Segundo o presidente da ATM, entidade que reúne as prestadoras do serviço público de transporte intermunicipal da RMPA, José Antônio Ohlweiler, esse montante, se tivesse sido compensado por meio de aportes do Governo do Estado, que é o poder concedente, como prevê a lei da mobilidade urbana, daria um fôlego para que o sistema pudesse garantir um reequilíbrio e, a partir disso, tentasse retomar as condições de investimento e recuperação da frota — hoje limitada justamente pela falta de recursos. “É importante frisar que, mesmo assim, com todas essas dificuldades e essa perda acumulada que ameaça o sistema, nunca deixamos de cumprir com as obrigações em termos de linhas e horários, sempre sob fiscalização da Metroplan e regulação da AGERGS”, pontua Ohlweiler.

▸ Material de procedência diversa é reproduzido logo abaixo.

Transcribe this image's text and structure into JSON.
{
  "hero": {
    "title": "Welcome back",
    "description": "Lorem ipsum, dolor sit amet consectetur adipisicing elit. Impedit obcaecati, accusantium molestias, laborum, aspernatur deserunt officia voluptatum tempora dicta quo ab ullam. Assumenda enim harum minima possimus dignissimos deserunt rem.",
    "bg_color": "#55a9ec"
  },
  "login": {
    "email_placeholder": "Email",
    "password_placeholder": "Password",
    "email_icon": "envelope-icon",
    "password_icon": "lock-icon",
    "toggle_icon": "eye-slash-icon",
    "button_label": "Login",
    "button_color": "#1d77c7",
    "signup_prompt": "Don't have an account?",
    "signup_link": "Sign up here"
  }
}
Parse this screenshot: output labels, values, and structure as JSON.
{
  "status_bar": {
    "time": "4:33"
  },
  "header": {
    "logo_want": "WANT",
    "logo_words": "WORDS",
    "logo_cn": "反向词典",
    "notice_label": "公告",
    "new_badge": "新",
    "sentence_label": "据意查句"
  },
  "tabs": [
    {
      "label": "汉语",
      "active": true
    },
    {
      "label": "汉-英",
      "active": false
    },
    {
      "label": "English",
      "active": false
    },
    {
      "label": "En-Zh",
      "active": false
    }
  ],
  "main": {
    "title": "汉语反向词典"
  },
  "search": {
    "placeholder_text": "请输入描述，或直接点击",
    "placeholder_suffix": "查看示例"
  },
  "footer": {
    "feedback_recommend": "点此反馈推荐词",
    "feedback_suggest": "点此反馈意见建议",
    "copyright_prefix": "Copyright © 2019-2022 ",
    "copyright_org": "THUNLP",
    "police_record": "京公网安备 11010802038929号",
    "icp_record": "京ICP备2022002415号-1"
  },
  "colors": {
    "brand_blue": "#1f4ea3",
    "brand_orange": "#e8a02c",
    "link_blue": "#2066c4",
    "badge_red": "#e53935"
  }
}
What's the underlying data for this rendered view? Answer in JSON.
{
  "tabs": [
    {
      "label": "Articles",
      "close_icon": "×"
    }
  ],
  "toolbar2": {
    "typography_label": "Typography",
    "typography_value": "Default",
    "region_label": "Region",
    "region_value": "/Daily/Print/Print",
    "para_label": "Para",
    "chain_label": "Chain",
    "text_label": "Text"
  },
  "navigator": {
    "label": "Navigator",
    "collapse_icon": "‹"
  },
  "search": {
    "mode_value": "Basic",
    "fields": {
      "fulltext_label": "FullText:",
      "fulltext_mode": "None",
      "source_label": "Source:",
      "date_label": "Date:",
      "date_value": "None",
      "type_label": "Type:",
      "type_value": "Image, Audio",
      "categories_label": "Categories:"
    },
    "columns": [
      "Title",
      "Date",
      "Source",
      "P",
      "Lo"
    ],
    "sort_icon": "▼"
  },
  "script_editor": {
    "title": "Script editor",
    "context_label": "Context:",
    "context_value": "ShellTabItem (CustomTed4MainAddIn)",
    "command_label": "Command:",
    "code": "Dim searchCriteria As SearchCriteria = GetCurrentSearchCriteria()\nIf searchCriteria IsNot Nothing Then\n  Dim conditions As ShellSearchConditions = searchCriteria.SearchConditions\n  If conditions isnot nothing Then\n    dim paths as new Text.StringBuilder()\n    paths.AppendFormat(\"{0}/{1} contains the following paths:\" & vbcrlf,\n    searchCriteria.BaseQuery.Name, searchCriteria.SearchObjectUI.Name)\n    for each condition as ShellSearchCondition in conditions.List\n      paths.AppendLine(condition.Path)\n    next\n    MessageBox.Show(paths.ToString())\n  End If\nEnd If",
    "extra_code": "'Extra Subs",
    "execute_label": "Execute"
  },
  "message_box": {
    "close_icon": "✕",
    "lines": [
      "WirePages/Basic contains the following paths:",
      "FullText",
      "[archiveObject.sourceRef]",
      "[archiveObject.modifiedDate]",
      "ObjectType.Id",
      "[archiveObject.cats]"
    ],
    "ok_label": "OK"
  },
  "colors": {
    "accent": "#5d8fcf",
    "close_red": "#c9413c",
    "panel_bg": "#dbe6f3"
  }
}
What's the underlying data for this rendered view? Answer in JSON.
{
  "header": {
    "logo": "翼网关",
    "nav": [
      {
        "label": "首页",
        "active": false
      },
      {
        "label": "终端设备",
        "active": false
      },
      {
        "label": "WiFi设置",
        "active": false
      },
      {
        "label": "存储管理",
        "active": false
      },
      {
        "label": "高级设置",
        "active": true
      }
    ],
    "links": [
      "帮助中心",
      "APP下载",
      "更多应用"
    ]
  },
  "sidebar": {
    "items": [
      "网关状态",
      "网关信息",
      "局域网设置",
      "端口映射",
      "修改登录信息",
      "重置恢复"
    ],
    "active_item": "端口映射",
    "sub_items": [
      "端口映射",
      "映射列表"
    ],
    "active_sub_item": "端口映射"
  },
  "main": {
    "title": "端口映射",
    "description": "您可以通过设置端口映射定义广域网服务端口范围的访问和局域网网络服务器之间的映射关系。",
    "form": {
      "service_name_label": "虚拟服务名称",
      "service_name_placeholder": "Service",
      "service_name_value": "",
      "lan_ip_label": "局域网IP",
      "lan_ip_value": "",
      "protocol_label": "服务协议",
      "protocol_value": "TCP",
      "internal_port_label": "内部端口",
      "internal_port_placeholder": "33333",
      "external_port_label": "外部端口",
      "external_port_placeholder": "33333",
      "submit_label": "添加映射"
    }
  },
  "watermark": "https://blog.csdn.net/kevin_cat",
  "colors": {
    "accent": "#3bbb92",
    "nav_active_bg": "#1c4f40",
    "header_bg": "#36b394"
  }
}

O exemplo de outras regiões
A dificuldade em manter o equilíbrio econômico do transporte metropolitano não é um caso isolado do Rio Grande do Sul. Em diferentes estados e capitais, a solução tem vindo por meio de políticas públicas permanentes de subsídio para evitar que o custo seja repassado ao usuário do transporte com o encarecimento das tarifas e garantir que o sistema continue operando sem riscos de um colapso. Inclusive, em Porto Alegre houve mudança na forma de remuneração dos concessionários, visando a garantir a cobertura dos custos quilométricos do sistema. No Rio Grande do Sul, o Governo do Estado, apesar de ter concedido alguns subsídios específicos, ainda não estabeleceu mecanismos permanentes de subsídio ao sistema.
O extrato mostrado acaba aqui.